I don’t know whether you’ve noticed, but I’ve put on a few pounds over the last three or four months. Personal stress, packing and moving, and just general laziness and threw me right out of balance, and before I knew it I was completely out of all my routines. Sure, sure, it’s hard to exercise when you’re packing and cleaning all day. But the hardest part, for me? FOOD.

When I’m anxious or depressed, I don’t eat. When I’m mad or stressed or celebrating or feeling stuck or just too busy to plan ahead, I eat like the world will burn tomorrow, so who cares if we eat until we can’t move??

So. Yeah. That plus no time to work out equals about eight pounds. Not so much with the balance.

Since we moved in to the new house, I’ve been trying to find my way into some better patterns. I started working out three days a week, again (to be frank, that hasn’t happened since January), and today I realized I needed to get back on the food planning train.

Meal planning dinners | Fefferfit
Recipes for some of these to come! Blank days mean we eat out (1x/wk). Hooray for balance!

True story: I’m really excited to start cooking again! Those meals are all insulin-resistance friendly, and just…yum.

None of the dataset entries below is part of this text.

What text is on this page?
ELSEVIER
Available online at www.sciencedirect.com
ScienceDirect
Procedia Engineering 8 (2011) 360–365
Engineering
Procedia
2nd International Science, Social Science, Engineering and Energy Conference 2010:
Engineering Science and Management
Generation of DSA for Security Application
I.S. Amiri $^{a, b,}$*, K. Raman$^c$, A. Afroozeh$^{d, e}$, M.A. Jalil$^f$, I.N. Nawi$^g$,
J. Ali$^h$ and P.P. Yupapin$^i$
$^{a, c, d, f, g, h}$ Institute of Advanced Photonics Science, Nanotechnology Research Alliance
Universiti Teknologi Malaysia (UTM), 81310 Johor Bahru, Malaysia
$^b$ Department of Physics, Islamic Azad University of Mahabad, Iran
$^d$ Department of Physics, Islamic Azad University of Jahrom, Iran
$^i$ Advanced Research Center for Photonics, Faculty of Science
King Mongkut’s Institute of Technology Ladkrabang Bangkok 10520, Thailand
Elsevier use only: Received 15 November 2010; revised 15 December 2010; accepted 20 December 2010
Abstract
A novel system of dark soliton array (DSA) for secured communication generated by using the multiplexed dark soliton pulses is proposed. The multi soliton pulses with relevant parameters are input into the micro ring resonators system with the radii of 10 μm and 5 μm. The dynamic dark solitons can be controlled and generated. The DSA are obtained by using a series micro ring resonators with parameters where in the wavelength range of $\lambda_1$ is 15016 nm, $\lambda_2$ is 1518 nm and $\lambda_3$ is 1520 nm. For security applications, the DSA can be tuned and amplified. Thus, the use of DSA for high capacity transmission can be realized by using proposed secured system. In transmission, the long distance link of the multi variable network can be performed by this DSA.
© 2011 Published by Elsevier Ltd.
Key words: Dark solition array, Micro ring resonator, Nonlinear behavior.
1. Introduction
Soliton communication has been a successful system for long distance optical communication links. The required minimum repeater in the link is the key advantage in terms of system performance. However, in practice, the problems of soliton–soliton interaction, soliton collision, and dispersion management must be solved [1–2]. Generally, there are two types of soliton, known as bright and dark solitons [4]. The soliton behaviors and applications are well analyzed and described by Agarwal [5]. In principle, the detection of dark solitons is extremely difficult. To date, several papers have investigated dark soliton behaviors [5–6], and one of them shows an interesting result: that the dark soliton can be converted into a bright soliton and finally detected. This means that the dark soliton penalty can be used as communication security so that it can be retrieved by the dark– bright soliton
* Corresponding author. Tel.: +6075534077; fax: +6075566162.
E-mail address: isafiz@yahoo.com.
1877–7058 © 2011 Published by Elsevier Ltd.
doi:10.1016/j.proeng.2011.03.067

It’s funny timing, thinking about all this, because I found myself putting a toe in a Twitter conversation about “good” foods vs. “bad” foods on Tuesday. (Angry) Twitter guy was arguing that sushi can’t be good for you because it’s filled with white rice, and white rice is an empty, high-calorie, basically nutrientless carb. He’s scientifically incorrect, but I do see part of his argument. As someone who’s insulin resistant and has to be careful about carbs, I stay as far away from white rice as I can, just because it shoots my carb count so high without giving me much back in fiber or protein. But that doesn’t mean there’s anything inherently wrong with high-quality white rice. In reasonable quantities, it’s a healthy carbohydrate. Sure, brown rice would a little better, but sometimes faster cooking speed or even stickiness is desired. And I think sometimes we need to calm down about the way we qualify foods.

Honestly, I don’t believe in good and bad foods. I believe in moderation, and I believe in taking the shame out of food choices. Looking at foods as “good” and “bad” can spiral so quickly–when some foods are labelled as bad, then does that make them automatically off-limits? What happens if we make a “bad” choice? What if we make a whole lot of them over several days? What does that mean about us? And what happens when the food community starts to disagree over what’s acceptable and what’s not? How are we to know what we’re allowed to eat?

I don’t believe in making food choices that way, anymore. Actually, it makes me feel kind of anxious to even write about it. Food is food, and it’s all here for us to choose from. And let’s be honest: yes, some choices are probably better than others. We all know when we’re eating something that’s a treat (Chee-tos) vs. something that should maybe be a staple (broccoli). But I’ve found that if I can take that BAD FOOD label off and just enjoy the crap outta those Chee-tos, guilt-free, it makes for a much nicer experience all around. No shame spiral after I eat them. No eating more of them than I should, because I’ve already “ruined my day by eating crap.” I can have just a few, and enjoy them with the same sense of glee as my six-year-old, sitting next to me.

With that in mind, I present to you my personal shopping list. This is everything I bought for myself yesterday, for the next couple of weeks. Notice my attempt at balance–a lot of these foods are pretty nutritious and nutrient-dense, but there are some treats, here and there, too. I make no apologies for those! This is real life, folks, and I’m gonna enjoy every last bite!

And I already had canned tuna, turkey burgers & salmon burgers in my freezer for lunches, not to mention leftovers and mass quantities of Diet Pepsi. YAY FOOD.